No one ever asks for full-length mashup albums. Taking parts of songs from the oeuvre of one artist and making them fit next to parts of songs from the oeuvre of another is, by its very nature, inessential.
That sort of re-contextualization may have seemed radical back in 2004, when a then-obscure Danger Mouse burst onto the scene by a slamming the Beatles’ White Album and Jay Z‘s The Black Album together into The Grey Album. Even from this initial jumping off point, it’s easy to see what these types of records have working against them. Even in cases where the final product is great—like David Rees’s Taylor Swift/Aphex Twin mashup, Aphex Swift—there’s an expectation that the execution of the music itself is an afterthought to a pun-enabled premise.
All of that said, if you have, at any point in your life, counted yourself a fan of either Kanye West or Weezer, you should probably check out Yeezer, by a Pennsylvania producer going by the handle Chuckie Nugget.
While West is off plotting his 2020 presidential run to stop tyrant billionaire Donald Trump from getting a second term in the Oval Office and Weezer continues its descent into the depths of dorky dad rock, Chuckie Nugget has discovered something elemental about both artists, something that fuses their music together in a way that has no right to work as well as it does—they’re all huge goobers.
Both West and Weezer have always had the air of nerdy kids trying, with varying degrees of success, not just to appear cool, but to bend the arc of coolness toward their own particular obsessions.
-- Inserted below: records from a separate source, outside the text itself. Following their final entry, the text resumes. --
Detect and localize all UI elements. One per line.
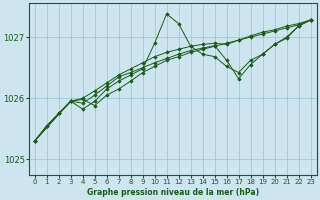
X-axis label: Graphe pression niveau de la mer (hPa): Graphe pression niveau de la mer (hPa) <box>87 188 259 197</box>
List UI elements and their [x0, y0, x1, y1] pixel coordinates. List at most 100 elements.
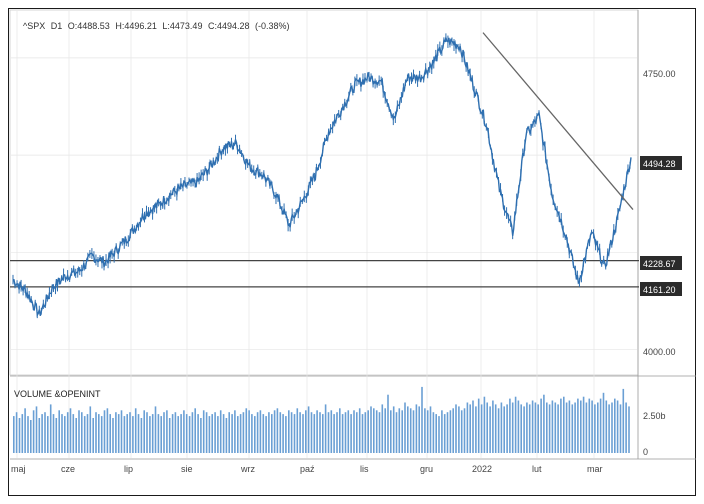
volume-bar	[477, 398, 480, 453]
volume-bar	[163, 412, 165, 453]
volume-bar	[387, 394, 389, 453]
support-level-label-1: 4228.67	[643, 259, 676, 269]
volume-bar	[44, 412, 46, 453]
volume-bar	[35, 406, 38, 453]
close-value: C:4494.28	[208, 21, 250, 31]
trendline-resistance[interactable]	[482, 32, 634, 210]
volume-bar	[458, 406, 460, 453]
volume-bar	[463, 408, 466, 453]
trendline[interactable]	[482, 32, 634, 210]
volume-bar	[543, 394, 545, 453]
volume-bar	[591, 400, 593, 453]
price-series	[12, 33, 632, 319]
volume-bar	[347, 410, 350, 453]
volume-bar	[219, 410, 222, 453]
volume-panel-title: VOLUME &OPENINT	[14, 389, 101, 399]
volume-bar	[245, 408, 248, 453]
volume-bar	[489, 406, 491, 453]
volume-bar	[49, 404, 52, 453]
volume-bar	[146, 412, 148, 453]
volume-axis-label-0: 0	[643, 447, 648, 457]
volume-bar	[259, 410, 262, 453]
volume-bar	[330, 410, 333, 453]
volume-bar	[616, 400, 619, 453]
volume-bar	[75, 418, 77, 453]
volume-bar	[129, 412, 131, 453]
volume-bar	[441, 410, 443, 453]
stock-chart[interactable]: ^SPX D1 O:4488.53 H:4496.21 L:4473.49 C:…	[9, 9, 697, 497]
volume-bar	[293, 414, 296, 453]
volume-bar	[112, 418, 114, 453]
volume-bar	[168, 418, 171, 453]
volume-bar	[30, 420, 32, 453]
volume-bar	[120, 410, 123, 453]
last-price-label: 4494.28	[643, 159, 676, 169]
volume-bar	[217, 416, 219, 453]
ohlc-header: ^SPX D1 O:4488.53 H:4496.21 L:4473.49 C:…	[23, 21, 290, 31]
volume-bar	[183, 410, 185, 453]
volume-bar	[100, 416, 103, 453]
volume-bar	[268, 412, 270, 453]
volume-bar	[619, 404, 622, 453]
volume-bar	[395, 412, 398, 453]
volume-bar	[276, 408, 279, 453]
volume-bar	[557, 404, 559, 453]
volume-bar	[563, 396, 565, 453]
volume-bar	[432, 412, 435, 453]
volume-bar	[103, 410, 106, 453]
volume-bar	[324, 404, 327, 453]
volume-bar	[588, 398, 591, 453]
volume-bar	[288, 410, 290, 453]
time-axis-label-sie: sie	[181, 464, 193, 474]
volume-bar	[560, 398, 562, 453]
volume-bar	[92, 418, 94, 453]
volume-bar	[378, 412, 381, 453]
volume-bar	[381, 404, 384, 453]
volume-bar	[531, 400, 534, 453]
volume-bar	[622, 388, 625, 453]
volume-bar	[117, 414, 120, 453]
volume-bar	[242, 412, 245, 453]
volume-bar	[486, 402, 488, 453]
volume-bar	[455, 404, 457, 453]
volume-bar	[404, 402, 406, 453]
volume-bar	[143, 410, 145, 453]
volume-bar	[214, 412, 216, 453]
volume-bar	[166, 410, 168, 453]
volume-bar	[384, 408, 386, 453]
volume-bar	[466, 402, 469, 453]
volume-bar	[336, 412, 338, 453]
volume-bar	[194, 408, 196, 453]
time-axis-label-2022: 2022	[472, 464, 492, 474]
volume-bar	[415, 404, 418, 453]
volume-bar	[151, 414, 154, 453]
volume-bar	[327, 412, 330, 453]
grid-lines	[11, 11, 637, 458]
time-axis-label-lis: lis	[360, 464, 369, 474]
volume-bar	[174, 412, 177, 453]
support-level-box-2	[640, 282, 682, 296]
volume-bar	[61, 414, 63, 453]
volume-bar	[500, 402, 503, 453]
volume-bar	[594, 404, 596, 453]
time-axis-label-cze: cze	[61, 464, 75, 474]
volume-bar	[254, 416, 256, 453]
volume-bar	[319, 412, 321, 453]
volume-bar	[296, 408, 299, 453]
volume-bar	[285, 416, 287, 453]
volume-bar	[475, 406, 477, 453]
volume-bar	[55, 418, 58, 453]
volume-bar	[460, 410, 463, 453]
volume-bar	[134, 408, 137, 453]
volume-bar	[271, 414, 273, 453]
volume-bar	[551, 400, 554, 453]
volume-bar	[78, 410, 80, 453]
volume-bar	[157, 414, 160, 453]
volume-bar	[503, 406, 505, 453]
volume-bar	[602, 392, 605, 453]
volume-bar	[534, 402, 537, 453]
volume-bar	[185, 414, 188, 453]
volume-bar	[574, 402, 576, 453]
volume-bar	[251, 414, 253, 453]
symbol-label: ^SPX	[23, 21, 45, 31]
If Taylor Swift had bested Kiss at the 2009 MTV Video Music Awards instead of Beyoncé, Rivers Cuomo would have been the one to grab the microphone and let her finish. Well, to be fair, there’s no way he would have actually done that, but you can imagine him fantasizing about it in his head.
What’s great about Yeezer, especially for the large cadre of Weezer fans who haven’t been particularly enthusiastic about their last decade or so of output, is that the addition of West into their newer songs is done in a way that highlights how the band’s strengths have remained, in many ways, consistent from Pinkerton through today. Cuomo and co. can write one hell of a hook when they want to. Similarly, it shows how tracks from 2013’s Yeezus have an strong undercurrent of winking, populist fun under a façade of austere, high-art seriousness.
Take, for example, “The Girl Got BLKKK,” which combines West’s “Black Skinhead” and Weezer’s “The Girl Got Hot” from 2009’s much maligned Raditude. The bedrock of Weezer’s shout-along hook renders West’s instantly iconic floor tom fill and machine-gun rapping—which read as an attempt at sonic violence in their original context—into a neon-colored, release-the-confetti dance party.
On the album’s Bandcamp page, Chuckie Nugget implores listeners not to buy his album and instead just to download it for free—undoubtedly for legal reasons. Keeping the album free is a way to keep the uncleared samples inside the realm of fair use. Instead, the producer urges listeners to “buy the newish Weezer album, or tell Kanye to release Swish.”
Update 3:59pm CT, Oct. 5: Though the tracks are no longer streaming on Bandcamp, you can still find them on AudioMack or embedded above.